U.S. House Passes Bill to Deny Millions of Women Reproductive Health Care Coverage
(PRESS RELEASE) The U.S. House of Representatives passed a measure today that would deny insurance coverage of abortion care for nearly all women, including the millions who rely on federal insurance plans and state marketplaces. The measure—which passed by a vote of 238-183—was the key bill being voted on by the House this week.
“It’s particularly shameful that politicians in Congress are voting to restrict a woman’s ability to get basic health care services just three days after millions of women, men, and families mobilized and marched for their rights,” said Nancy Northup, president and CEO of the Center for Reproductive Rights.
“In far too many circumstances, a woman’s paycheck determines whether she can get the health care she needs when she has made the decision to end a pregnancy. For low-income women and women of color, the barriers to care are even more severe. It’s cynical and cruel that politicians have made it a top priority to further drive safe and legal abortion out of reach for millions more women.
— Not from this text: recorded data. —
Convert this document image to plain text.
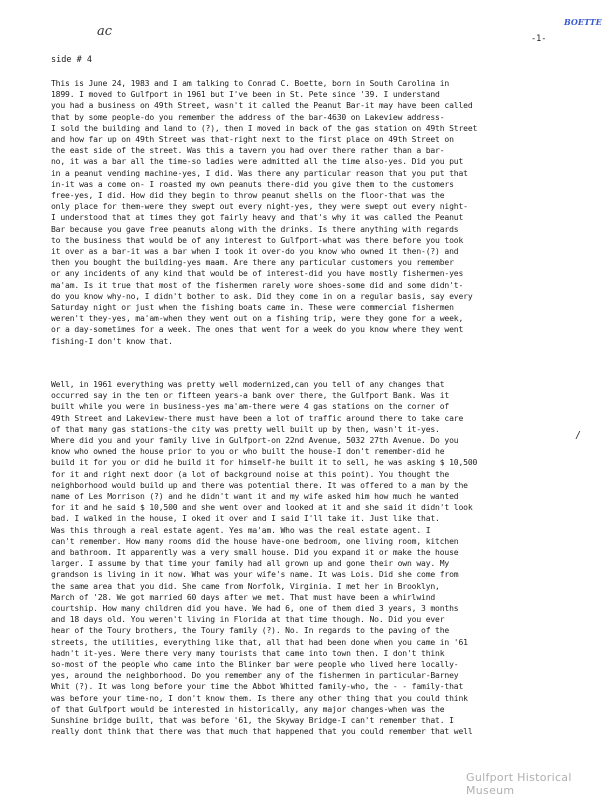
ac
BOETTE
-1-
side # 4
This is June 24, 1983 and I am talking to Conrad C. Boette, born in South Carolina in
1899. I moved to Gulfport in 1961 but I've been in St. Pete since '39. I understand
you had a business on 49th Street, wasn't it called the Peanut Bar-it may have been called
that by some people-do you remember the address of the bar-4630 on Lakeview address-
I sold the building and land to (?), then I moved in back of the gas station on 49th Street
and how far up on 49th Street was that-right next to the first place on 49th Street on
the east side of the street. Was this a tavern you had over there rather than a bar-
no, it was a bar all the time-so ladies were admitted all the time also-yes. Did you put
in a peanut vending machine-yes, I did. Was there any particular reason that you put that
in-it was a come on- I roasted my own peanuts there-did you give them to the customers
free-yes, I did. How did they begin to throw peanut shells on the floor-that was the
only place for them-were they swept out every night-yes, they were swept out every night-
I understood that at times they got fairly heavy and that's why it was called the Peanut
Bar because you gave free peanuts along with the drinks. Is there anything with regards
to the business that would be of any interest to Gulfport-what was there before you took
it over as a bar-it was a bar when I took it over-do you know who owned it then-(?) and
then you bought the building-yes maam. Are there any particular customers you remember
or any incidents of any kind that would be of interest-did you have mostly fishermen-yes
ma'am. Is it true that most of the fishermen rarely wore shoes-some did and some didn't-
do you know why-no, I didn't bother to ask. Did they come in on a regular basis, say every
Saturday night or just when the fishing boats came in. These were commercial fishermen
weren't they-yes, ma'am-when they went out on a fishing trip, were they gone for a week,
or a day-sometimes for a week. The ones that went for a week do you know where they went
fishing-I don't know that.
Well, in 1961 everything was pretty well modernized,can you tell of any changes that
occurred say in the ten or fifteen years-a bank over there, the Gulfport Bank. Was it
built while you were in business-yes ma'am-there were 4 gas stations on the corner of
49th Street and Lakeview-there must have been a lot of traffic around there to take care
of that many gas stations-the city was pretty well built up by then, wasn't it-yes.
Where did you and your family live in Gulfport-on 22nd Avenue, 5032 27th Avenue. Do you
know who owned the house prior to you or who built the house-I don't remember-did he
build it for you or did he build it for himself-he built it to sell, he was asking $ 10,500
for it and right next door (a lot of background noise at this point). You thought the
neighborhood would build up and there was potential there. It was offered to a man by the
name of Les Morrison (?) and he didn't want it and my wife asked him how much he wanted
for it and he said $ 10,500 and she went over and looked at it and she said it didn't look
bad. I walked in the house, I oked it over and I said I'll take it. Just like that.
Was this through a real estate agent. Yes ma'am. Who was the real estate agent. I
can't remember. How many rooms did the house have-one bedroom, one living room, kitchen
and bathroom. It apparently was a very small house. Did you expand it or make the house
larger. I assume by that time your family had all grown up and gone their own way. My
grandson is living in it now. What was your wife's name. It was Lois. Did she come from
the same area that you did. She came from Norfolk, Virginia. I met her in Brooklyn,
March of '28. We got married 60 days after we met. That must have been a whirlwind
courtship. How many children did you have. We had 6, one of them died 3 years, 3 months
and 18 days old. You weren't living in Florida at that time though. No. Did you ever
hear of the Toury brothers, the Toury family (?). No. In regards to the paving of the
streets, the utilities, everything like that, all that had been done when you came in '61
hadn't it-yes. Were there very many tourists that came into town then. I don't think
so-most of the people who came into the Blinker bar were people who lived here locally-
yes, around the neighborhood. Do you remember any of the fishermen in particular-Barney
Whit (?). It was long before your time the Abbot Whitted family-who, the - - family-that
was before your time-no, I don't know them. Is there any other thing that you could think
of that Gulfport would be interested in historically, any major changes-when was the
Sunshine bridge built, that was before '61, the Skyway Bridge-I can't remember that. I
really dont think that there was that much that happened that you could remember that well
/
Gulfport Historical Museum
“We call on Congress to abandon this latest attempt to rob women of their rights and focus their efforts on measures which would actually improve the lives of our families and communities.”
The measure now heads to the Senate.
HR 7—which mirrors an identical measure passed in the House in 2015–would permanently ban abortion coverage for millions of American women, including federal employees, women enrolled in Medicaid, military servicewomen, Peace Corps volunteers, and many others who receive health care and insurance coverage through the federal government. HR 7 would also ban health facilities, including those on military bases, from offering abortion services, and prohibits abortion coverage from being offered in multi-state health insurance plans created under the Affordable Care Act. All told, millions of women across the country would lose insurance coverage for abortion.
Today’s vote underscores the need for the federal Equal Access to Abortion Coverage in Health Insurance (EACH Woman) Act, a groundbreaking piece of legislation that would ensure all women have access to health insurance coverage for abortion services, no matter how much money they make, what insurance plan they have, or where they live. Specifically, the EACH Woman Act would put an end to dangerous and discriminatory Hyde Amendment— a federal prohibition on Medicaid and Medicare recipients using their health insurance to access safe and legal abortion care except in extremely limited circumstances. While Congress must currently act each year to renew this policy, HR 7 makes it permanent. First passed in 1976, this discriminatory policy has had a severely disproportionate impact on women who already face significant barriers to health care, including abortion services, such as low-income women, immigrant women, young women, and women of color.
In response to the long-standing discriminatory bans on health care coverage for abortion, reproductive justice, health, and rights organizations launched a bold new campaign, All* Above All, to build support for lifting bans on abortion coverage that disproportionally harm low-income women and communities of color. The Center is proud to be a member of this campaign.